Tipo corologico: Subendemico.
(Alpi francesi e svizzere, Voralberg)
Altitudine in Emilia-Romagna: (1400) 1600-2100 m.
Fasce altitudinali: culminale.
Habitat: ambienti rupestri (cenge) e pascoli sassosi.

Forma biologica: Emicriptofita scaposa.
Fioritura: giugno-luglio.
Dimensioni: 20-80 cm.

Note: Specie di notevole bellezza e vistosità. La distribuzione regionale è quasi sovrapponibile a quella di Anemone narcissiflora di cui condivide gli stessi habitat.

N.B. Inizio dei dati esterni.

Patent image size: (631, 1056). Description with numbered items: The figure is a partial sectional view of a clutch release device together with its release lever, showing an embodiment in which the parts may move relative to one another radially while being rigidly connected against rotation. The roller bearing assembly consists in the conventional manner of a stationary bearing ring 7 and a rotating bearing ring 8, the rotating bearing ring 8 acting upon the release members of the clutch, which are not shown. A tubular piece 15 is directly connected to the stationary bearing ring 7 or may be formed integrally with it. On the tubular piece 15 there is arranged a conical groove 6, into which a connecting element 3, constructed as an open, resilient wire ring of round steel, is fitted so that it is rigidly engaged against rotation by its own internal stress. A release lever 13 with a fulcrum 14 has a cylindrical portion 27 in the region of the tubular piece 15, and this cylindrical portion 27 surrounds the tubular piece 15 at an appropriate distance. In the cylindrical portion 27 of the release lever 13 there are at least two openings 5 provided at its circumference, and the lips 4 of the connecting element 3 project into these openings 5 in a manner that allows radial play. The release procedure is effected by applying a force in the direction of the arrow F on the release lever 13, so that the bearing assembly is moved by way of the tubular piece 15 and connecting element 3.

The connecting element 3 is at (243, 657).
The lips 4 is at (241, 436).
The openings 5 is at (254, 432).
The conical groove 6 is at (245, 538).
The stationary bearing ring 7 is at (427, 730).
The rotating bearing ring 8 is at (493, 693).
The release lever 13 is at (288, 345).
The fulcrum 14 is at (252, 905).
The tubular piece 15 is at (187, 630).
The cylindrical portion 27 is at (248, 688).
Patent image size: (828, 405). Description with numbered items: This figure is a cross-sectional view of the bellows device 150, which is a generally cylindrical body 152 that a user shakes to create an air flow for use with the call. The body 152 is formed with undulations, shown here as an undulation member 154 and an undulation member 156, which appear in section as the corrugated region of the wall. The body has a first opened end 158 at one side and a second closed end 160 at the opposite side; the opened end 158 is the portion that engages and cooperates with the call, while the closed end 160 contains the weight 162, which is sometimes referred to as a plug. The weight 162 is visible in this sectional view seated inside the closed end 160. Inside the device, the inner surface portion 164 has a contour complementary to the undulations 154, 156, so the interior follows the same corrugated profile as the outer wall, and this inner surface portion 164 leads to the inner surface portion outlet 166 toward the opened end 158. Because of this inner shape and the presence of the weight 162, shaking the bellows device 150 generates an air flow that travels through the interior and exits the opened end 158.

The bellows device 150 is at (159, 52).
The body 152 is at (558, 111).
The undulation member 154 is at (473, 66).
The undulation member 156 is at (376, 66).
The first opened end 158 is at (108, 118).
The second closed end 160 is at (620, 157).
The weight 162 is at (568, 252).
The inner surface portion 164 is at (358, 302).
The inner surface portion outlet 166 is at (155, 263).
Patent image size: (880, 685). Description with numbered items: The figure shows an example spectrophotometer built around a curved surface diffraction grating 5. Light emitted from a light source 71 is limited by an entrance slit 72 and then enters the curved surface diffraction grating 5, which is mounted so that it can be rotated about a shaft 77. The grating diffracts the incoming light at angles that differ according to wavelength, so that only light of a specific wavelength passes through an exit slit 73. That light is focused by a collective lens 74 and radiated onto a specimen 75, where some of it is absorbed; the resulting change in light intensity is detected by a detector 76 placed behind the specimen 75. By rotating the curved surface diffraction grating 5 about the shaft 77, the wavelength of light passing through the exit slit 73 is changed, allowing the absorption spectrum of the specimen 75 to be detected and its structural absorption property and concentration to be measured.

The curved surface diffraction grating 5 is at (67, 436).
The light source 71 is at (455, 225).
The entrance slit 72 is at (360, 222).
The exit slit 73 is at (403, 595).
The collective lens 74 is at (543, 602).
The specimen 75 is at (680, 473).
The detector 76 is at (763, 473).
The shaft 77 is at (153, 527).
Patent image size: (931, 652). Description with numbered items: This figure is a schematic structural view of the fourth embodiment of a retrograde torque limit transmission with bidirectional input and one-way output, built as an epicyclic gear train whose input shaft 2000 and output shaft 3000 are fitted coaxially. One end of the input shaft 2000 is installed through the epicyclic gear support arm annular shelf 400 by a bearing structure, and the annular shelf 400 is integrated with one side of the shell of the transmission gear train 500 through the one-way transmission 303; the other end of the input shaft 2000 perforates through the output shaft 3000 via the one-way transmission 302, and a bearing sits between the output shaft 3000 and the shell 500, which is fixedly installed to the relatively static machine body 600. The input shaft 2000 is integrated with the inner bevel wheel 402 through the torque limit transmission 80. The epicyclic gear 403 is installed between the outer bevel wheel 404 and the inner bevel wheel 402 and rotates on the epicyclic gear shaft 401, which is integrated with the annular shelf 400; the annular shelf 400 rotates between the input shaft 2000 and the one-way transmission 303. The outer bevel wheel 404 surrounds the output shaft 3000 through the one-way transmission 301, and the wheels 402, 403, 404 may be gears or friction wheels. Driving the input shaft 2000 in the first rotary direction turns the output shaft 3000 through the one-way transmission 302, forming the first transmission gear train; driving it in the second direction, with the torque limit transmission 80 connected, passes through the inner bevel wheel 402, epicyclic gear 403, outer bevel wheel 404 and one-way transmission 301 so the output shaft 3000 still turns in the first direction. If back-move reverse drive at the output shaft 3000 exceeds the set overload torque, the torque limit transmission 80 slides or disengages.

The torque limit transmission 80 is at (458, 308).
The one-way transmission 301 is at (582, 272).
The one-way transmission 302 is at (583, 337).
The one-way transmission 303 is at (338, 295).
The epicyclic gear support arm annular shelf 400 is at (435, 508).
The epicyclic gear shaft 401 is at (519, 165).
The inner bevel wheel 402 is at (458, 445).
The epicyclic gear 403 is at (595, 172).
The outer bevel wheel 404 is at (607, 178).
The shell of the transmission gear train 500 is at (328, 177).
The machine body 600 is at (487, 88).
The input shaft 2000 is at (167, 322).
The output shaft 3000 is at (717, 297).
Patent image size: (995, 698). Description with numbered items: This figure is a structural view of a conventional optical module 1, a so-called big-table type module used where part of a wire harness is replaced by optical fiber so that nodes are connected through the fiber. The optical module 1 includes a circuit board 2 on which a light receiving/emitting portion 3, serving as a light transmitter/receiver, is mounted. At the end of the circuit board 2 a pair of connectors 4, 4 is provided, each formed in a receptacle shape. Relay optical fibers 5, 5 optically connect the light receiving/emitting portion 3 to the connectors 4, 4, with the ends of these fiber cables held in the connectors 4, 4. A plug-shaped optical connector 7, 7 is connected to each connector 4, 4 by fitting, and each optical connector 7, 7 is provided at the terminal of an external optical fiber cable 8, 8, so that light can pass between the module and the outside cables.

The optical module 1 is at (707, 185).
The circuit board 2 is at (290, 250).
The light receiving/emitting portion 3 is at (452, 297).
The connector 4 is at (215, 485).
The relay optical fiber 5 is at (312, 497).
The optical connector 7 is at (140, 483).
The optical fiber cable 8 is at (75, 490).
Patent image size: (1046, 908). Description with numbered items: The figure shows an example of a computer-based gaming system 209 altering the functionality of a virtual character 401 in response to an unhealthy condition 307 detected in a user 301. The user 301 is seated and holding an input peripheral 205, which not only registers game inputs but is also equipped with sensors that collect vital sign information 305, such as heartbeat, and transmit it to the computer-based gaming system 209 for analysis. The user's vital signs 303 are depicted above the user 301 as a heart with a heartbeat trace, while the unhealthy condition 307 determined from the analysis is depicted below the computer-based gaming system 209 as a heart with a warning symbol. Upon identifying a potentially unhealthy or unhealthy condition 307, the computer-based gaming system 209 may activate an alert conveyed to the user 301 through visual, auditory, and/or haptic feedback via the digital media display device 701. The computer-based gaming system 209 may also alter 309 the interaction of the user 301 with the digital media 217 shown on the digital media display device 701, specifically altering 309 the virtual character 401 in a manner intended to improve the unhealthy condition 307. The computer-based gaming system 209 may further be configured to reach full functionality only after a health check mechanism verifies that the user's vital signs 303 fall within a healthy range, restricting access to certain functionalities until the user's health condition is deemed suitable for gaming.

La sistematica delle popolazioni dell’Appennino emiliano attribuite ad A. alpina deve essere chiarita.

Fattori di minaccia: Raccolta dei fusti fiorali (non frequente grazie anche al difficile accesso alle stazioni di crescita).

Indice di rarità: 97,2 – specie estremamente rara.
É stato calcolato secondo la formula: 1 – (n/N) x 100 in cui “n” è il numero delle unità geografiche di rilevamento in cui la specie è stata rinvenuta e “N” il numero totale delle unità geografiche per il territorio investigato. Per l’indagine condotta sul territorio regionale (complessivamente 285 unità geografiche di rilevamento, “quadranti”) vengono considerate rare le specie con indice di rarità superiore a 78.08 (corrispondente a 148 presenze, la metà dei quadranti), molto rare quelle con indice compreso tra 95 e 97 (presenti in un numero di quadranti compreso tra 20 e 34), estremamente rare le specie con indice superiore a 97 (presenti in meno di 20 quadranti).

Tratto da “Atlante della Flora protetta della Regione Emilia-Romagna” di A. Alessandrini, F. Bonafede, Regione Emilia-Romagna, 1996.